Do you ever get into working on something, and you’re absorbed in it, and you keep putting off telling people about it? I apparently do…
So about a year ago I started work on trying to make AI characters more flexible compared to Banished, both in what they do visibly and in the way the code and data are setup. I wanted characters and objects that could be modified by me and by end users easily, because modding is cool. But things spun out of control. A bit.
I started with a text based behavior tree system, which once I got working looked a lot like a scripting language, so I started adding other features that made it a scripting language. (I had a post ready to go about how awesome it was.) It then got more complicated, needed a runtime debugger, and it started running other parts of the game, not just AI. Maintaining it was getting messy. Writing a game in a language that is being modified is not cool. Having script do slow things was not awesome. Not making progress on a game because you’re writing something to write the game is not the best.
The only great thing about it was that writing a programming language was personally satisfying. But it just doesn’t get other projects done. I could have told you that before all this, but I fell into it a trap I knew about.
One day, I just deleted all the code, and immediately felt better. But don’t worry, it’s in source control if I want any of it back. There were some cool tangential things in there that I might use one day. It was time to move on and work on something different for a bit.

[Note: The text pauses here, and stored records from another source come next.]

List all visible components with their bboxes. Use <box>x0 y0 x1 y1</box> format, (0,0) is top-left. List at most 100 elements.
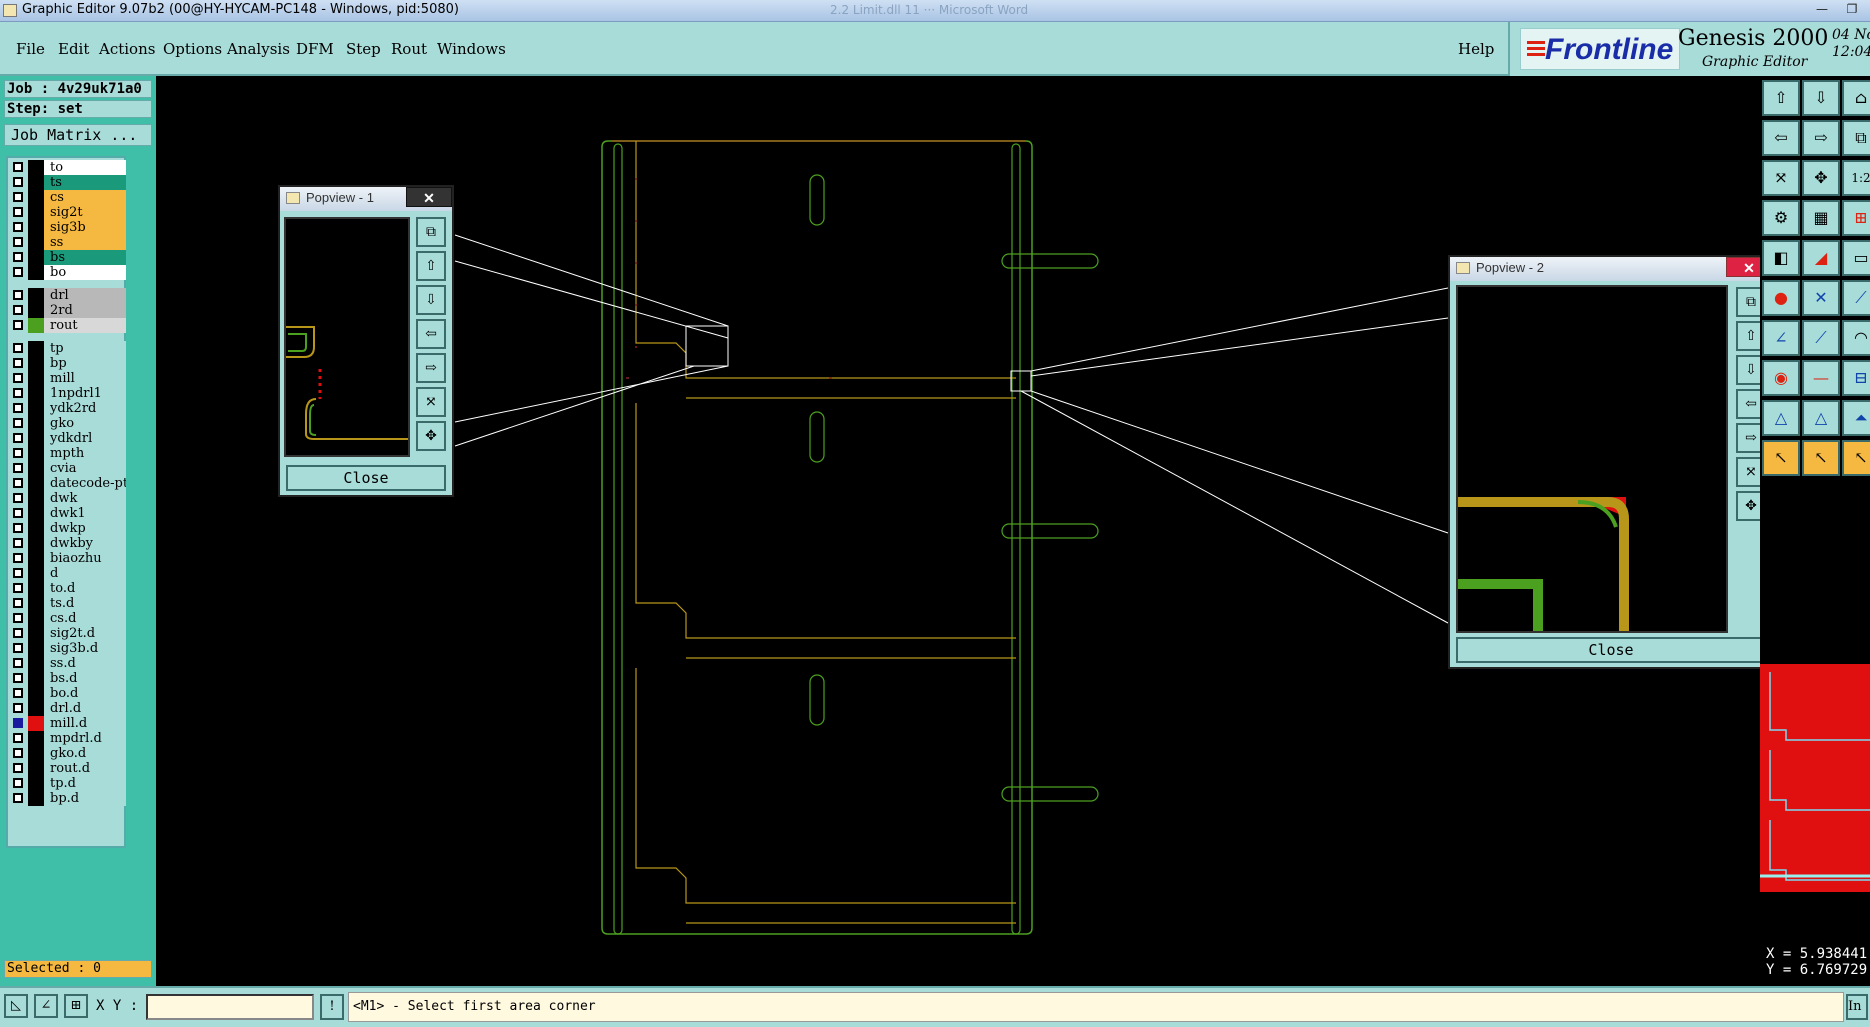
layer-row[interactable]: ss.d <box>10 656 126 671</box>
layer-checkbox[interactable] <box>13 267 23 277</box>
layer-row[interactable]: sig3b <box>10 220 126 235</box>
layer-checkbox[interactable] <box>13 523 23 533</box>
menu-rout[interactable]: Rout <box>391 40 427 58</box>
layer-checkbox[interactable] <box>13 290 23 300</box>
layer-row[interactable]: sig3b.d <box>10 641 126 656</box>
layer-row[interactable]: ydk2rd <box>10 401 126 416</box>
layer-checkbox[interactable] <box>13 763 23 773</box>
layer-row[interactable]: to.d <box>10 581 126 596</box>
menu-analysis[interactable]: Analysis <box>227 40 290 58</box>
layer-row[interactable]: mill.d <box>10 716 126 731</box>
triangle-outline-icon[interactable]: △ <box>1802 400 1840 436</box>
layer-name[interactable]: tp <box>44 341 126 356</box>
diagonal-icon[interactable]: ⟋ <box>1802 320 1840 356</box>
layer-checkbox[interactable] <box>13 778 23 788</box>
pan-right-icon[interactable]: ⇨ <box>416 353 446 383</box>
grid-mode-icon[interactable]: ⊞ <box>64 994 88 1018</box>
layer-name[interactable]: dwkp <box>44 521 126 536</box>
layer-checkbox[interactable] <box>13 448 23 458</box>
layer-checkbox[interactable] <box>13 320 23 330</box>
layer-checkbox[interactable] <box>13 688 23 698</box>
layer-name[interactable]: drl.d <box>44 701 126 716</box>
restore-icon[interactable]: ❐ <box>1840 2 1864 19</box>
layer-name[interactable]: ydkdrl <box>44 431 126 446</box>
layer-row[interactable]: bo <box>10 265 126 280</box>
layer-name[interactable]: mpdrl.d <box>44 731 126 746</box>
layer-checkbox[interactable] <box>13 358 23 368</box>
menu-help[interactable]: Help <box>1458 40 1494 58</box>
layer-name[interactable]: drl <box>44 288 126 303</box>
layer-checkbox[interactable] <box>13 673 23 683</box>
menu-edit[interactable]: Edit <box>58 40 89 58</box>
layer-name[interactable]: bo <box>44 265 126 280</box>
layer-name[interactable]: gko <box>44 416 126 431</box>
layer-name[interactable]: mill <box>44 371 126 386</box>
zoom-in-icon[interactable]: ⤧ <box>1762 160 1800 196</box>
close-icon[interactable]: ✕ <box>406 187 452 207</box>
copy-icon[interactable]: ⧉ <box>1842 120 1870 156</box>
zoom-house-icon[interactable]: ⌂ <box>1842 80 1870 116</box>
layer-name[interactable]: cvia <box>44 461 126 476</box>
job-matrix-button[interactable]: Job Matrix ... <box>4 124 152 146</box>
menu-dfm[interactable]: DFM <box>296 40 334 58</box>
layer-checkbox[interactable] <box>13 463 23 473</box>
xy-input[interactable] <box>146 994 314 1020</box>
zoom-down-icon[interactable]: ⇩ <box>1802 80 1840 116</box>
snap-mode-icon[interactable]: ◺ <box>4 994 28 1018</box>
menu-step[interactable]: Step <box>346 40 381 58</box>
layer-name[interactable]: ts.d <box>44 596 126 611</box>
layer-row[interactable]: tp.d <box>10 776 126 791</box>
overview-map[interactable] <box>1760 660 1870 900</box>
zoom-home-icon[interactable]: ⇧ <box>1762 80 1800 116</box>
line-icon[interactable]: ⟋ <box>1842 280 1870 316</box>
layer-row[interactable]: mpth <box>10 446 126 461</box>
layer-checkbox[interactable] <box>13 748 23 758</box>
layer-name[interactable]: ss <box>44 235 126 250</box>
layer-checkbox[interactable] <box>13 613 23 623</box>
grid-icon[interactable]: ▦ <box>1802 200 1840 236</box>
menu-actions[interactable]: Actions <box>99 40 155 58</box>
layer-row[interactable]: tp <box>10 341 126 356</box>
layer-checkbox[interactable] <box>13 553 23 563</box>
menu-file[interactable]: File <box>16 40 45 58</box>
layer-checkbox[interactable] <box>13 162 23 172</box>
layer-name[interactable]: cs.d <box>44 611 126 626</box>
zoom-fit-icon[interactable]: ✥ <box>1802 160 1840 196</box>
cross-icon[interactable]: ✕ <box>1802 280 1840 316</box>
slash-icon[interactable]: ∠ <box>1762 320 1800 356</box>
layer-checkbox[interactable] <box>13 493 23 503</box>
dash-icon[interactable]: — <box>1802 360 1840 396</box>
layer-checkbox[interactable] <box>13 192 23 202</box>
layer-name[interactable]: tp.d <box>44 776 126 791</box>
input-mode-button[interactable]: In <box>1846 994 1868 1020</box>
layer-row[interactable]: bs.d <box>10 671 126 686</box>
layer-row[interactable]: 2rd <box>10 303 126 318</box>
pan-left-icon[interactable]: ⇦ <box>416 319 446 349</box>
pad-icon[interactable]: ● <box>1762 280 1800 316</box>
layer-name[interactable]: gko.d <box>44 746 126 761</box>
arc-icon[interactable]: ◠ <box>1842 320 1870 356</box>
layer-name[interactable]: rout.d <box>44 761 126 776</box>
layer-name[interactable]: datecode-ptc <box>44 476 126 491</box>
ruler-icon[interactable]: ▭ <box>1842 240 1870 276</box>
select-icon[interactable]: ◧ <box>1762 240 1800 276</box>
layer-checkbox[interactable] <box>13 583 23 593</box>
layer-name[interactable]: 1npdrl1 <box>44 386 126 401</box>
layer-row[interactable]: rout <box>10 318 126 333</box>
layer-checkbox[interactable] <box>13 538 23 548</box>
layer-row[interactable]: ydkdrl <box>10 431 126 446</box>
layer-name[interactable]: to <box>44 160 126 175</box>
info-icon[interactable]: ! <box>320 994 344 1020</box>
layer-checkbox[interactable] <box>13 433 23 443</box>
layer-name[interactable]: ydk2rd <box>44 401 126 416</box>
layer-row[interactable]: cs.d <box>10 611 126 626</box>
layer-name[interactable]: bs.d <box>44 671 126 686</box>
layer-checkbox[interactable] <box>13 343 23 353</box>
settings-icon[interactable]: ⚙ <box>1762 200 1800 236</box>
layer-row[interactable]: biaozhu <box>10 551 126 566</box>
layer-checkbox[interactable] <box>13 222 23 232</box>
layer-name[interactable]: sig2t.d <box>44 626 126 641</box>
snap-icon[interactable]: ⊞ <box>1842 200 1870 236</box>
dot-icon[interactable]: ◉ <box>1762 360 1800 396</box>
layer-row[interactable]: cvia <box>10 461 126 476</box>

I tend to turn to graphics related things when I need a change of pace. So…
What I’m working on is now open world-ish. And as I started moving between play areas, which are currently islands, they visibly deformed. Mountains flattened, detail disappeared jarringly, and area near the coast line changed unacceptably. I stopped using a system of regular grids that smoothly changed detail based on distance. I instead switched to a system that is based on binary triangle trees that subdivide detail levels based on an allowed error metric. I’m using simple geo-morphing to smooth out the cracks between detail levels. This allowed islands to keep more detail in rough parts, and at coastlines, and use less detail in flat parts. It also reduces triangle count under water since you never see it. It uses an order of magnitude less triangles for the same and even better perceived detail, so it maybe even renders faster.
And, yes, I know the newer hotness is using the tessellation units on the GPU to add detail in areas based on view distance and terrain roughness, and sampling the height on the GPU as well, but I want to keep my shader model on the low side so that the majority of older GPUs out there can run the game.
I also added pre-built low resolution versions of islands with baked textures, so distant views can load them fast and display them in a single draw call without the overhead of having an entire terrain and all textures loaded.
With that out of the way I started filling in some missing parts of the scene, basic sky, simple ocean, and a unified lighting model for everything. It doesn’t look the greatest, but for now gets the point across, and is setup to allow for some neat effects. Waves, clouds, time of day, sunsets, etc. All lovely things that will wait until later.
Going open world is tricky. I can’t load and generate and run everything at once. Some things need to be loaded in a low resolution, some full resolution, some not at all. When you leave one place, everything needs to be saved so that if you come back it’s still there.
To assist with this, I changed my game engine from having one scene to multiple scenes. Imagine a scene as a collection of the visual display, the collision data, pathfinding data, and a bunch of objects that do things grouped together. Having multiple of them allows me to load them in the background, perform any expensive setup or shutdown, and then add or remove them from gameplay in an instant as needed.
Making a change like this to an existing engine is painful. In theory it sounds simple, like, just create another one of what’s already there and be done! But all the separate scenes need to work together when running – they aren’t always isolated regions.
And each scene has its own transformation, which can make thinking about where objects actually are slightly more difficult. At a high level I treat everything as being in world space, but each scene has its own local transform that it works in.
I broke everything temporarily and had to modify almost every underlying system that runs the game. That’s graphics, hierarchy and animation, audio, pathing, collision, entities, background loaders, and the core engine loop. Phew.
To be fair, I did it piecemeal, and wrote a test app that didn’t use most of the engine at the same time so I could test the change to each system. Changing 100’s of files without regular testing is just disaster. Once put all together, debugging was a fun few days of mysterious problems and errors. All seems well now.
With that out of the way, it’s time to start implementing things that the AI does again. Anything that was behavior tree/script just doesn’t exist anymore. So a bit needs to be redone. It’s a bit like coming full circle and sort of starting over.
I hope you are all well, hugs to all this year, it’s been crazy, and thanks for reading!